Abstract Search

ISEF | Projects Database | Finalist Abstract

Back to Search Results | Print PDF

A Novel Method in Improving the Accuracy of Exoplanet Classification Using Machine Learning

Booth Id:
PHYS037

Category:
Physics and Astronomy

Year:
2023

Finalist Names:
Zhang, Brian (School: William G. Enloe High School)

Abstract:
Since the Kepler Space Telescope entered service in 2009, the data on exoplanets has increased significantly. Astronomers must manually analyze this data to identify which objects of interest are exoplanets, which is very time-consuming. Creating a method that precisely and accurately classifies exoplanet candidates is essential to advancing exoplanet research. In this study, data from the Kepler Objects of Interest table was analyzed using six common machine learning models: Naive Bayes (NB), Logistic Regression (LR), K Nearest Neighbors (KNN), Random Forest (RF), Boosting Tree (BT), and Voiting Classification (VC). BT, RF, LR, and VC were all able to achieve F! scores above 90%. This study assessed various data preprocessing methods. Z-score normalization was used in tandem with imputation to deal with missing values and variations in the magnitude of the data. Normalization improved the metrics of the data, while imputation decreased the metrics. Feature importance was calculated using Gini impurity, and the most important features were transit light curve data and exoplanet orbit characteristics.
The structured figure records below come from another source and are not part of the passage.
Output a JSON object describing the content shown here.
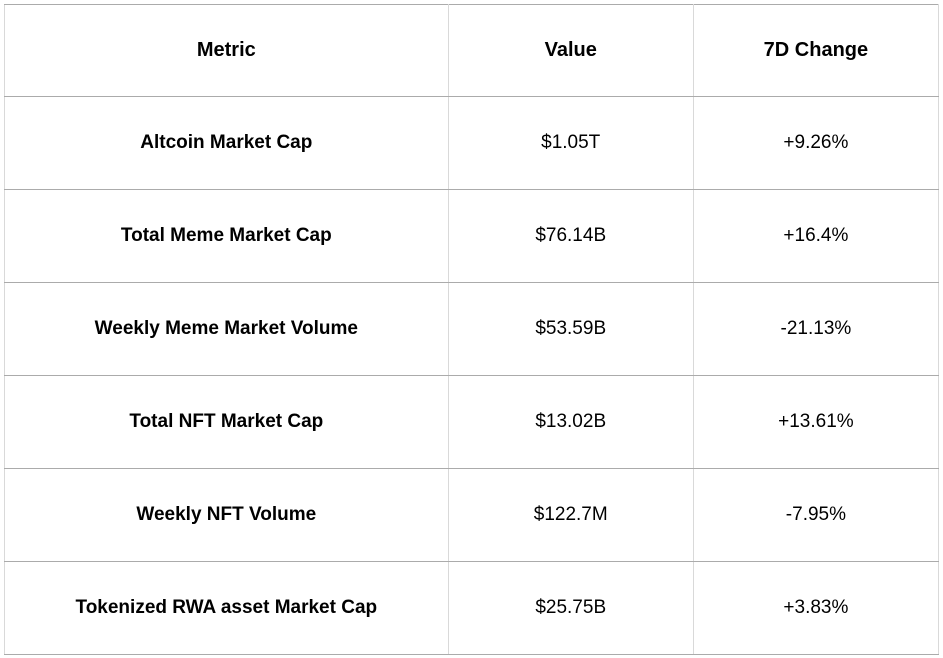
{
  "table": {
    "headers": [
      "Metric",
      "Value",
      "7D Change"
    ],
    "rows": [
      {
        "metric": "Altcoin Market Cap",
        "value": "$1.05T",
        "change": "+9.26%"
      },
      {
        "metric": "Total Meme Market Cap",
        "value": "$76.14B",
        "change": "+16.4%"
      },
      {
        "metric": "Weekly Meme Market Volume",
        "value": "$53.59B",
        "change": "-21.13%"
      },
      {
        "metric": "Total NFT Market Cap",
        "value": "$13.02B",
        "change": "+13.61%"
      },
      {
        "metric": "Weekly NFT Volume",
        "value": "$122.7M",
        "change": "-7.95%"
      },
      {
        "metric": "Tokenized RWA asset Market Cap",
        "value": "$25.75B",
        "change": "+3.83%"
      }
    ]
  },
  "colors": {
    "background": "#ffffff",
    "text": "#000000",
    "border_horizontal": "#ababab",
    "border_vertical": "#d9d9d9",
    "border_outer": "#c9c9c9"
  },
  "chart_data": {
    "type": "table",
    "columns": [
      "Metric",
      "Value",
      "7D Change"
    ],
    "rows": [
      [
        "Altcoin Market Cap",
        "$1.05T",
        "+9.26%"
      ],
      [
        "Total Meme Market Cap",
        "$76.14B",
        "+16.4%"
      ],
      [
        "Weekly Meme Market Volume",
        "$53.59B",
        "-21.13%"
      ],
      [
        "Total NFT Market Cap",
        "$13.02B",
        "+13.61%"
      ],
      [
        "Weekly NFT Volume",
        "$122.7M",
        "-7.95%"
      ],
      [
        "Tokenized RWA asset Market Cap",
        "$25.75B",
        "+3.83%"
      ]
    ]
  }
}
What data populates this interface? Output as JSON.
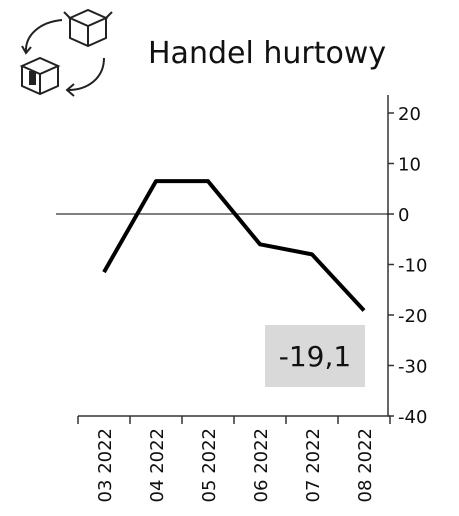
{
  "chart_data": {
    "type": "line",
    "title": "Handel hurtowy",
    "categories": [
      "03 2022",
      "04 2022",
      "05 2022",
      "06 2022",
      "07 2022",
      "08 2022"
    ],
    "values": [
      -11.5,
      6.5,
      6.5,
      -6,
      -8,
      -19.1
    ],
    "value_labels": [
      null,
      null,
      null,
      null,
      null,
      "-19,1"
    ],
    "color": "#000000",
    "ylim": [
      -40,
      20
    ],
    "yticks": [
      20,
      10,
      0,
      -10,
      -20,
      -30,
      -40
    ]
  }
}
Recursive Feature Elimination with Cross Validation (RFECV) was also used to help improve the metrics of the LR, RF, and BT models. Usage of RFECV showed improvements across all metrics and found the optimal number of metrics for LR, RF, and BT was 39, 28, and 26 features, respectively. This project demonstrates a novel method for improving the accuracy of exoplanet classification and proves that a comprehensive machine learning pipeline is essential to increasing the accuracy of exoplanet classification.